Chapter 4 discusses AFS volume management issues, the very heart of AFS administration. While AFS is primarily thought of as a protocol by which client workstations access file data, the system's real value is in its support for large-scale administration. This chapter describes how AFS volumes are administered to create the global file namespace, to provide access to replicated data, and to provide users with on-line access to a backup version of their files.
Chapter 5 describes client configurations and includes suggestions for optimizing desktop access to AFS. The chapter also introduces the package client administration tool as well as two products that allow PCs to access AFS-Transarc's port to Windows NT(tm) and Platinum Technology's PC-Enterprise(tm).
Chapter 6 describes the user authentication process, management of the Kerberos database, and the use of standard MIT Kerberos, versions 4 and 5.

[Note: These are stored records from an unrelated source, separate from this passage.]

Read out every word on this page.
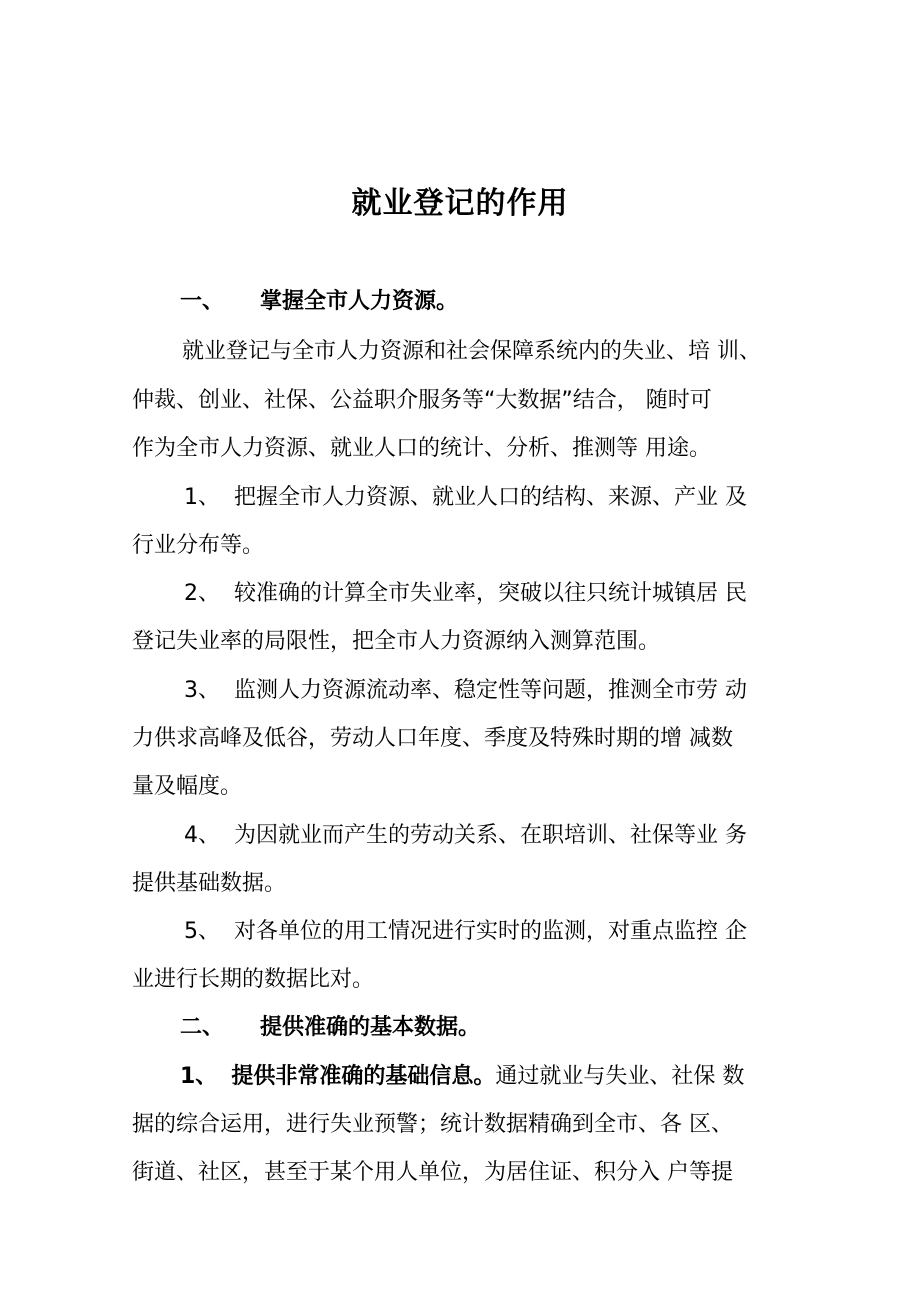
就业登记的作用
一、 掌握全市人力资源。
就业登记与全市人力资源和社会保障系统内的失业、培 训、
仲裁、创业、社保、公益职介服务等“大数据”结合， 随时可
作为全市人力资源、就业人口的统计、分析、推测等 用途。
1、 把握全市人力资源、就业人口的结构、来源、产业 及
行业分布等。
2、 较准确的计算全市失业率，突破以往只统计城镇居 民
登记失业率的局限性，把全市人力资源纳入测算范围。
3、 监测人力资源流动率、稳定性等问题，推测全市劳 动
力供求高峰及低谷，劳动人口年度、季度及特殊时期的增 减数
量及幅度。
4、 为因就业而产生的劳动关系、在职培训、社保等业 务
提供基础数据。
5、 对各单位的用工情况进行实时的监测，对重点监控 企
业进行长期的数据比对。
二、 提供准确的基本数据。
1、 提供非常准确的基础信息。通过就业与失业、社保 数
据的综合运用，进行失业预警；统计数据精确到全市、各 区、
街道、社区，甚至于某个用人单位，为居住证、积分入 户等提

Chapter 7 details the user and developer view of AFS, including logging in to AFS, access controls, group management, and the slight differences in file system semantics. There's also a brief description of how PC users manage their AFS files with Transarc's NT port. Users not interested in administration and management can refer to this chapter for examples of how to use AFS.
Chapter 8 focuses on Transarc's built-in archiving system, ad hoc volume dump tools, and mechanisms to save other critical configuration data. It also includes information on integrating AFS with commercial backup systems.
Chapter 9 returns to the subject of overall administration, with more information on AFS server administrative responsibilities, insights into the Kerberos authentication system, providing access for NFS clients, issues regarding the installation of third-party software, and comments on a few of the public and commercial AFS administrative tools now available.
Chapter 10 continues the subject of management with a discussion of AFS's debugging and monitoring tools. The chapter focuses in depth on advanced issues of administering UNIX-based AFS servers.
Chapter 11 describes large-site administration and presents four case studies of successful use of AFS by global or otherwise interesting sites.
Chapter 12 concludes the book with some thoughts on how to evaluate and begin using AFS at your organization, and what alternative file systems are up to. Managers and administrators will gain a greater appreciation for the potential scope of an AFS implementation project.
Appendix A is a command-by-command description of the major AFS tools including all subcommands. As you read through the book, you can refer to this appendix for a reminder of the purpose of any commands. This listing also includes information on the precise authentication required to run each command.
System operations are shown as command-line input and output, such as:
$ fs mkm alice user.alice
$ fs lsmount alice
'alice' is a mount point for '#user.alice'
For people unfamiliar with UNIX, $ is the standard UNIX Bourne shell prompt. Following UNIX convention, when you have logged in as the superuser or root, the shell prompt is #. These command sequences were executed on a Sun(r) workstation running the Solaris(tm) operating system with AFS version 3.4a and pasted into the text of this book. Output from AFS commands on other systems should be identical apart from dates and other ephemeral data; output from standard UNIX commands may differ more or less depending on your particular desktop operating system. Liberal use is made of standard programs such as date, touch and shell output redirection to demonstrate file creation. The cat program is often used to demonstrate that the files in question were created successfully.
The hypothetical organization used as an example throughout the examples, HQ, and its domain name, hq.firm, were non-existent at the time this book was written.
In writing this book I am indebted to the software engineers who put AFS together, first (and still) at Carnegie Mellon University and later at Transarc Corporation; to the computing community which has freely shared experiences and workarounds; to the University of Michigan's Center for Information Technology Integration, where some of my best friends work and play; and to the Union Bank of Switzerland for their support. Many people in these groups helped review this book; over the years, I've learned much about AFS, but their dedicated oversight, support, and occasional drinks at corner tables in smoky bars have made this a much better book. Among them, I'd like to thank John Brautigam, Bill Doster, Ted Hanss, Peter Honeyman, Tony Mauro, Tom Menner, Anne Perella, Jim Rees, Dave Richardson, Lyle Seaman, and Mike Stolarchuk.
I'd also like to thank the staff at Prentice Hall who have guided my first effort at book-length writing from conception to publication.
And one nonacknowledgment: While I know many people from Transarc and have happily used and administered AFS over the course of many years, this book is not a product of Transarc Corporation. Certain members of Trans-arc's staff, past and present, have helped me with the myriad system details, but the content and any errors in the book are mine alone. Notes and additional information on AFS can be found at my web site, http://www.netrc.com.